Background: Fetal growth restriction (FGR) resulting from placental insufficiency affects 18-30% pregnancies delivered at <32/40 weeks gestation. Compared to preterm appropriate for gestational age (AGA) human fetuses, FGR fetuses have a significantly earlier visualization of coronary artery blood flow (CABF-‘heart sparing effect’) but impaired cardiac function. Whether this dichotomy persists after birth has not been characterised. Experimental data from lambs has noted increased CABF in the setting of fetal hypoxaemia.
Methods: This echocardiography study compared CABF and cardiac function in preterm FGR infants, against AGA infants during the initial postnatal weeks of life.

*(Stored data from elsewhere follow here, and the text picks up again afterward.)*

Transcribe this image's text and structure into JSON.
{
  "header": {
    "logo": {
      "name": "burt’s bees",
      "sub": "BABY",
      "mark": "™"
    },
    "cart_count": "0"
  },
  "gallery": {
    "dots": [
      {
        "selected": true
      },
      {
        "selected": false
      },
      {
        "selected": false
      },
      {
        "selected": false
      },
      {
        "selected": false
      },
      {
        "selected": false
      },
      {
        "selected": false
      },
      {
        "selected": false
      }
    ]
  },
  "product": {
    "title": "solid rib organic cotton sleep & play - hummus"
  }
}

Cardiac function and CABF were measured with Vivid E95 Advantage Cardiovascular Ultrasound using a 12 Hz probe. Diastolic CABF was measured in the left anterior descending artery (main vessel supplying left ventricle [LV]), using colour Doppler flow analysis. Study was approved by the institution ethics board.
Results: Twenty eight FGR infants were compared with 26 AGA infants (gestation and birthweight, 29.7±1.3 vs 29.9±1 weeks, P=0.6 and 918±174 vs 1398±263g, P<0.001, respectively). In FGR infants, the LV was dilated and hypertrophied (↑end-diastolic diameter, posterior wall thickness and mass). The end-diastolic dimeter in FGR vs AGA infants was 14.6±9.6 vs 13.6±7.3mm, respectively, p=0.0001, and the LV mass was 6.4±0.8 vs 5.3±3g, respectively, p<0.001. Diastolic and systolic function were impaired (↑ trans-mitral E/A ratio in FGR infants; 0.84±0.05 vs 0.79±0.03, P=0.0002) and (mean velocity of circumferential fibre shortening, 1.86±0.32 vs 2.7±0.5 circ/s, P<0.001). FGR infants had higher CABF (diastolic velocity time integral, 2.4±0.9 vs 1.65±0.8cm, P=0.002). Indexing coronary flow to diastolic and systolic function noted significant differences between the groups (coronary flow: E/A [FGR vs AGA], 2.9±1.1 vs 2.1±1, P=0.01 and coronary flow: mVCFc [FGR vs AGA], 1.33±0.5 vs 0.63±0.3, P<0.001). Diastolic blood pressure was significantly higher in FGR infants (30±2 vs 25±3 mm Hg, P<0.001). Figure 1 summarizes interactions of various hemodynamic forces in the hypoxemic milieu.
Conclusions: We noted postnatal persistence of fetal circulatory adaptation even though detached from in-utero hypoxemic state. Greater CABF postnatally may reflect an altered metabolic state, fetal programming, higher prostaglandin levels in FGR, and effects of altered myocardial architecture leading to ↑ O2 consumption/requirements, possibly a combination of all the above. While coronary perfusion was higher in FGR infants (heart sparing effect), this was not accompanied by improved cardiac function, mimicking fetal age dichotomy as well the dichotomy in the cerebral circulation (increased flow [brain sparing effect] but sub-optimal neurodevelopment). Secondly, FGR cohorts might be unable to further augment CABF as per acute need (already exhausted ‘coronary flow reserve’). The failure of myocardium to relax (combined with intrinsic myocardial changes) and the coronary vascular resistance to drop in the face of increasing demand may heighten the risk of cardiovascular disease, when faced with additional workload such as strenuous exercise, obesity or hypertension. Epidemiologic studies previously demonstrated ↑ cardiovascular disease related mortality amongst adults who had low birthweight. Whether assessments of CABF in FGR-born adults provide predictive ability for CVD in middle-older ages, needs prospective study.